Pair Corralation between De Grey and La Z
Assuming the 90 days trading horizon De Grey is expected to generate 1.92 times less return on investment than La Z. In addition to that, De Grey is 1.51 times more volatile than La Z Boy Incorporated. It trades about 0.02 of its total potential returns per unit of risk. La Z Boy Incorporated is currently generating about 0.07 per unit of volatility. If you would invest 2,250 in La Z Boy Incorporated on October 11, 2024 and sell it today you would earn a total of 1,910 from holding La Z Boy Incorporated or generate 84.89% return on investment over 90 days.

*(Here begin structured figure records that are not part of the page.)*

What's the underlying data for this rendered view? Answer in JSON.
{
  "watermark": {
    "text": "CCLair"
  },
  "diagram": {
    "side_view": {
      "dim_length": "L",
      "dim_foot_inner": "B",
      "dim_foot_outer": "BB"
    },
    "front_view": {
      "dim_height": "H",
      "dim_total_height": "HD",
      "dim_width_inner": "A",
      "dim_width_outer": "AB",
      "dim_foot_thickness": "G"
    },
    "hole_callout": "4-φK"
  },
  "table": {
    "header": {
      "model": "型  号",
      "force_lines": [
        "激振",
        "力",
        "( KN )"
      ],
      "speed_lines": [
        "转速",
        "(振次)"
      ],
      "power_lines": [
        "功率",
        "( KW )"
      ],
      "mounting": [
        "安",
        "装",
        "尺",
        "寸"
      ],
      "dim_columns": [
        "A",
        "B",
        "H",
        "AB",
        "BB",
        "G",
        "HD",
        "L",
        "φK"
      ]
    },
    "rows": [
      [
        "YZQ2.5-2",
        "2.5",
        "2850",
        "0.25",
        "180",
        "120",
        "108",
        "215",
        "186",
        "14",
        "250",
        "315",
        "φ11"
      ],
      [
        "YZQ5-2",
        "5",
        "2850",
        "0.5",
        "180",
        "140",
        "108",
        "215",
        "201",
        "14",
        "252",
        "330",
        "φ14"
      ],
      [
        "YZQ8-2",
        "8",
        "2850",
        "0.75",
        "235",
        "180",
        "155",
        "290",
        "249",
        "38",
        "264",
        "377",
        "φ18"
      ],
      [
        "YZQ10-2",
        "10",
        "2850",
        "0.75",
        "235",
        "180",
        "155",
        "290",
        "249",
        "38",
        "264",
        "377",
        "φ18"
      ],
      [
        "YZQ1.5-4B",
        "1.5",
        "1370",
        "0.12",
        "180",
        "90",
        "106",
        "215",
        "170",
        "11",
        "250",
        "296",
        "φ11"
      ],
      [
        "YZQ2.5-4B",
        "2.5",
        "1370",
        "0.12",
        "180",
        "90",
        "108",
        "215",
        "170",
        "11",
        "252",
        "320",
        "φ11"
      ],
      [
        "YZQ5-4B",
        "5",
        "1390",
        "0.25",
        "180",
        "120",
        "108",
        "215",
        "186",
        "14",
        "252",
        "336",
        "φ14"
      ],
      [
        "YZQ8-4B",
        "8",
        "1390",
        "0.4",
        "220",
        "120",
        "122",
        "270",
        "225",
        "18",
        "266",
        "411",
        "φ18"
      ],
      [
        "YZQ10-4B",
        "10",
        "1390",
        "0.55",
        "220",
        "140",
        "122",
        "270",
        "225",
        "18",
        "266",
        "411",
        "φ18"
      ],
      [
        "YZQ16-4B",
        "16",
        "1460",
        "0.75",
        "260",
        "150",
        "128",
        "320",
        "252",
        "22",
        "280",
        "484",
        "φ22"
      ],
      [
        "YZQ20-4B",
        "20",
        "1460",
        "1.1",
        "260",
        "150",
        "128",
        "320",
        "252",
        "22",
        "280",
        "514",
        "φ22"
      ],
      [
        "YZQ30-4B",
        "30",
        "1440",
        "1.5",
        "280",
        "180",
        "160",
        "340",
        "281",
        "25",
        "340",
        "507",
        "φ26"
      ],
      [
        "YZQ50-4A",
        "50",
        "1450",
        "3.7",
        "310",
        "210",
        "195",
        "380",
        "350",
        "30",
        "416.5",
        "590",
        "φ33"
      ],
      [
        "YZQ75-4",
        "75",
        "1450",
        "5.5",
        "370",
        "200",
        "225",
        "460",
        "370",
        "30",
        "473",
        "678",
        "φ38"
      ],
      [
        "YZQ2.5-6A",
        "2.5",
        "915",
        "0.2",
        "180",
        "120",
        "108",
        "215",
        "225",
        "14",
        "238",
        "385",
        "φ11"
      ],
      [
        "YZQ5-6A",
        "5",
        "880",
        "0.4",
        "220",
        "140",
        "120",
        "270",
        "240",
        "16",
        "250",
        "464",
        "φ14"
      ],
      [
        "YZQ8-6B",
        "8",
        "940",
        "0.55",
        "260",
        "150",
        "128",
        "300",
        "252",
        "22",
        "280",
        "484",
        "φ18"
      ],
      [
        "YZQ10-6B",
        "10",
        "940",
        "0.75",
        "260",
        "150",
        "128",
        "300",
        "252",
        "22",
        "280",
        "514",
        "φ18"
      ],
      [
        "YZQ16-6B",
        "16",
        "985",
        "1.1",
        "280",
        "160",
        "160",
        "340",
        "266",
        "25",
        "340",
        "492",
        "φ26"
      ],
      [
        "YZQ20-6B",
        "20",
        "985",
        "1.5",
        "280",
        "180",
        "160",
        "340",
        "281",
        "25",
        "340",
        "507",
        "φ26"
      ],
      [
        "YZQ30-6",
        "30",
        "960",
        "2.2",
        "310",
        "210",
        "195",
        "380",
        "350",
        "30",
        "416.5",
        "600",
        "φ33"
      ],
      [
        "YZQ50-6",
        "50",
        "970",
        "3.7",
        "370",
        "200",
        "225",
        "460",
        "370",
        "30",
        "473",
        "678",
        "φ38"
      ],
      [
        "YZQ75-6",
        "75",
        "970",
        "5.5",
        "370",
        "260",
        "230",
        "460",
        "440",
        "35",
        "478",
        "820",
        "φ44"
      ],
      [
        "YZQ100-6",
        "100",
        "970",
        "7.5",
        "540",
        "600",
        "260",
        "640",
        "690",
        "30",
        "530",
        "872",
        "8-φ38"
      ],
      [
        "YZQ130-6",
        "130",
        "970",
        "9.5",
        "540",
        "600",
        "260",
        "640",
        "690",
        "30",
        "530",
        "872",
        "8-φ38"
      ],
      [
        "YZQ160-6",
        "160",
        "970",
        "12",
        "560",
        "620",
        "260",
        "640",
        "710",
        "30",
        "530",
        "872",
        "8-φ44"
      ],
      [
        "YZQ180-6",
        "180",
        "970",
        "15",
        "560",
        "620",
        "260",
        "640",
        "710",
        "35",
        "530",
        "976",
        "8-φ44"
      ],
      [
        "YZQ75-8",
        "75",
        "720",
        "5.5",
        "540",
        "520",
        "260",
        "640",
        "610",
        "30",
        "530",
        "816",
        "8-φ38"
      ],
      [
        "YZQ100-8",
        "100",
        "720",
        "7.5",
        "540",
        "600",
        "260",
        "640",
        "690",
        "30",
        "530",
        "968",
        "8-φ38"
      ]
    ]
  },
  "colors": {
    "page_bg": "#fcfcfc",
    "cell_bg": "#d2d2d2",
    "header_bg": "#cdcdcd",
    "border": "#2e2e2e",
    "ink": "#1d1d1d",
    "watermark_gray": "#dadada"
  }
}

Time Period | 3 Months [change] |
Direction | Moves Together |
Strength | Significant |
Accuracy | 100.0% |
Values | Daily Returns |
De Grey Mining vs. La Z Boy Incorporated
Performance |
Timeline |
De Grey Mining |
La Z Boy |
De Grey and La Z Volatility Contrast
Predicted Return Density |
Returns |
Pair Trading with De Grey and La Z
The main advantage of trading using opposite De Grey and La Z positions is that it hedges away some unsystematic risk. Because of two separate transactions, even if De Grey position performs unexpectedly, La Z can make up some of the losses. Pair trading also minimizes risk from directional movements in the market. For example, if an entire industry or sector drops because of unexpected headlines, the short position in La Z will offset losses from the drop in La Z's long position.De Grey vs. CarsalesCom | De Grey vs. KENEDIX OFFICE INV | De Grey vs. ADRIATIC METALS LS 013355 | De Grey vs. ARDAGH METAL PACDL 0001 |
La Z vs. Chesapeake Utilities | La Z vs. ADRIATIC METALS LS 013355 | La Z vs. Corporate Travel Management | La Z vs. De Grey Mining |
Check out your portfolio center.Note that this page's information should be used as a complementary analysis to find the right mix of equity instruments to add to your existing portfolios or create a brand new portfolio. You can also try the Equity Search module to search for actively traded equities including funds and ETFs from over 30 global markets.